The Max Planck Institute Magdeburg invites you to its series of colloquia. Top-class scientists, invited by the Max Planck Institute Magdeburg, give a survey of their research work. Everybody who is interested, is invited to attend.
Particles, Droplets and Fluid-Interfaces play a significant role in our daily lives; ranging from the living cells in our body, in rain or snow, in liquid or solid drugs, and in many processes in energy and manufacturing industries. The importance of understanding the behaviour of particles, droplets and interfaces is ever increasing, as we demand new generations of drugs, higher quality products, and more environmentally friendly processes.
During this talk, I will focus on two aspects of the fundamental behaviour of particles, droplets and interfaces: the interaction of particles (and droplets) with turbulence, and the behaviour of interfaces in falling films. In both cases, the micro-scale understanding and modelling has lead to a better understanding of the physics of the flow and such processes at the larger scales.
The interaction of particles with turbulence has for long been a topic of interest for predicting the behaviour of industrially relevant flows. This talk will investigate the behaviour of spheres, elongated axi-symmetric ellipsoidal particles, discs and fibers, and their interaction with turbulence, collisions between the particles, and the effects of the particles on turbulence in DNS of forced turbulence, and in two turbulent channel flows, one with low Re number and one with high Re number. A comprehensive modelling framework has been developed and has been applied to these gas-particle flows. An example of a snapshot is shown in Figure 1. A discussion of the results, from first principles will reveal a new mechanism for the exchange of energy between particles and the turbulence of the flow. It is also shows how this exchange of energy can, under certain conditions, lead to drag reduction. A case-study will be presented on how this understanding can be used to improve existing and help design new processes at the larger scale.

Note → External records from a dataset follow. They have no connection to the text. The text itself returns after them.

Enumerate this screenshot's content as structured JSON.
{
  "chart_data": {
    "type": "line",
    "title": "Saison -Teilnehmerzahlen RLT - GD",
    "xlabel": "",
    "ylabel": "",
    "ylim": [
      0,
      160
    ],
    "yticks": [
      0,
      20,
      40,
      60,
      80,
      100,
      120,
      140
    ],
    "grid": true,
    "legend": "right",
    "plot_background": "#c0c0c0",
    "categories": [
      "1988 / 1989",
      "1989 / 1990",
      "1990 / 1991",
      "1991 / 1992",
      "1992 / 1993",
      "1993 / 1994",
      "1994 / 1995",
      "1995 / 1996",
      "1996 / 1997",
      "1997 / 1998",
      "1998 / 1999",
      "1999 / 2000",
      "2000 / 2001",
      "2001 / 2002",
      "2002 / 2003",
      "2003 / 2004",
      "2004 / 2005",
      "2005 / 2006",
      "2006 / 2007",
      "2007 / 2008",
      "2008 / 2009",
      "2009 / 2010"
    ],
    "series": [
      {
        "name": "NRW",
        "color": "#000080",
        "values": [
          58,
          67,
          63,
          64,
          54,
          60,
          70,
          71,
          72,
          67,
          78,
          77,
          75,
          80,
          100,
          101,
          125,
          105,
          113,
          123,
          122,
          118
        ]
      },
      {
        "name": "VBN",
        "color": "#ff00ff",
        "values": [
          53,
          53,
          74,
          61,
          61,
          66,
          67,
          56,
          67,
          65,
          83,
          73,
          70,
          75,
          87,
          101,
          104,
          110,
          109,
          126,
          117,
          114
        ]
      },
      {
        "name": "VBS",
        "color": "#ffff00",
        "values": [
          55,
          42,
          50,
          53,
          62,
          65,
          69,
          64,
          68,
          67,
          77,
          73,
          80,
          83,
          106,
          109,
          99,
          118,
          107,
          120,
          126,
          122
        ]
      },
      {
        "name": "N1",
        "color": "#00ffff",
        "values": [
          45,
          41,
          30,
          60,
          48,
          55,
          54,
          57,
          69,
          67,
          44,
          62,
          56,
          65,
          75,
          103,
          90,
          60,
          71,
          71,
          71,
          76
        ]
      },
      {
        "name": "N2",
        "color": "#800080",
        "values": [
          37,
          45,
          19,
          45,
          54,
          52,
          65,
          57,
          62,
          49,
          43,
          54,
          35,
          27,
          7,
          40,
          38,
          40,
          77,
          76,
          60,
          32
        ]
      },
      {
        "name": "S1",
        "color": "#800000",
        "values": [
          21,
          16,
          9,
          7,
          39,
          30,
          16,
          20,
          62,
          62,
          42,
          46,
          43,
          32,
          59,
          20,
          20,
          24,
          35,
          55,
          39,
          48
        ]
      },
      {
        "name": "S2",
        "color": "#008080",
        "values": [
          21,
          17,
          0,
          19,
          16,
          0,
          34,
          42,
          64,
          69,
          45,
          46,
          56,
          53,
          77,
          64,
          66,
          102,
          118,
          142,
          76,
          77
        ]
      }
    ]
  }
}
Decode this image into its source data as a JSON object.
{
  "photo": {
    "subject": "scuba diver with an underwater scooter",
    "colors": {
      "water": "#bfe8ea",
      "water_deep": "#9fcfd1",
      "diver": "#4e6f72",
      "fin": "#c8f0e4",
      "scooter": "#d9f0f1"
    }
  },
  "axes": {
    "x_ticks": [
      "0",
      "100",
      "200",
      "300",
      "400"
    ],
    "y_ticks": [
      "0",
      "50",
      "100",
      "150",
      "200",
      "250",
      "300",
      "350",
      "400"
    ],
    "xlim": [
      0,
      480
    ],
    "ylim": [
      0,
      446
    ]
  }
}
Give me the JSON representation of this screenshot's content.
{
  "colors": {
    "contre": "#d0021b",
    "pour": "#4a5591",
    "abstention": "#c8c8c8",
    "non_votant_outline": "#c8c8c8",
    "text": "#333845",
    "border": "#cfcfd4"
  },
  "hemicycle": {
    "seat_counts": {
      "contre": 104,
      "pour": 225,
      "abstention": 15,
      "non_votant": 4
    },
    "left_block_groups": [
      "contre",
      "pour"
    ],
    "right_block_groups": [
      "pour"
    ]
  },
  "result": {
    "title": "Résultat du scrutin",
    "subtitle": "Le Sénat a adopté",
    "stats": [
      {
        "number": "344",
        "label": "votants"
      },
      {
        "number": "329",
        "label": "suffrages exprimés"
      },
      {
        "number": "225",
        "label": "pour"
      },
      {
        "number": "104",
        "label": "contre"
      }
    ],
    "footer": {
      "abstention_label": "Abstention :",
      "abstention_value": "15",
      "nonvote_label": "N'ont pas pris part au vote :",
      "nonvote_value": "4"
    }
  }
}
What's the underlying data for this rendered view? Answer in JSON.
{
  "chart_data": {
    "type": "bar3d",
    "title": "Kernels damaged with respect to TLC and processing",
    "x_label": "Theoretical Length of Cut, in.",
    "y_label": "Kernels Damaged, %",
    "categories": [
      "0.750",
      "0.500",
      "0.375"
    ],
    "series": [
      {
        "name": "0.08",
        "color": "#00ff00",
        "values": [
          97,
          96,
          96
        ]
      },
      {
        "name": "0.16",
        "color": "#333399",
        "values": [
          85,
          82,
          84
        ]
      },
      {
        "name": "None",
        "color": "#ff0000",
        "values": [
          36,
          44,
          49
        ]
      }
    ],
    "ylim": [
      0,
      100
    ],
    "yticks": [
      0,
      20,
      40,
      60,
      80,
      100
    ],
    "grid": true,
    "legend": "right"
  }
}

In the second part of the talk, I will discuss the modelling challenges and results from the interface behaviour in falling films. In these interfacial flows, the interplay of capillary and inertial effects can be harnessed to increase the performance of heat and mass exchange in microfluidic geometries, where flows are typically laminar. As an example, the dynamics of solitary waves on falling liquid films is discussed. A complex flow developing in the liquid films at intermediate Reynolds numbers leads to a saturation of the wave height, while the flow in the liquid film and the shape of the wave are directly coupled to each other. In fact, a simple scaling of the dominant mechanisms leads to a self-similar description of certain aspects of these solitary waves.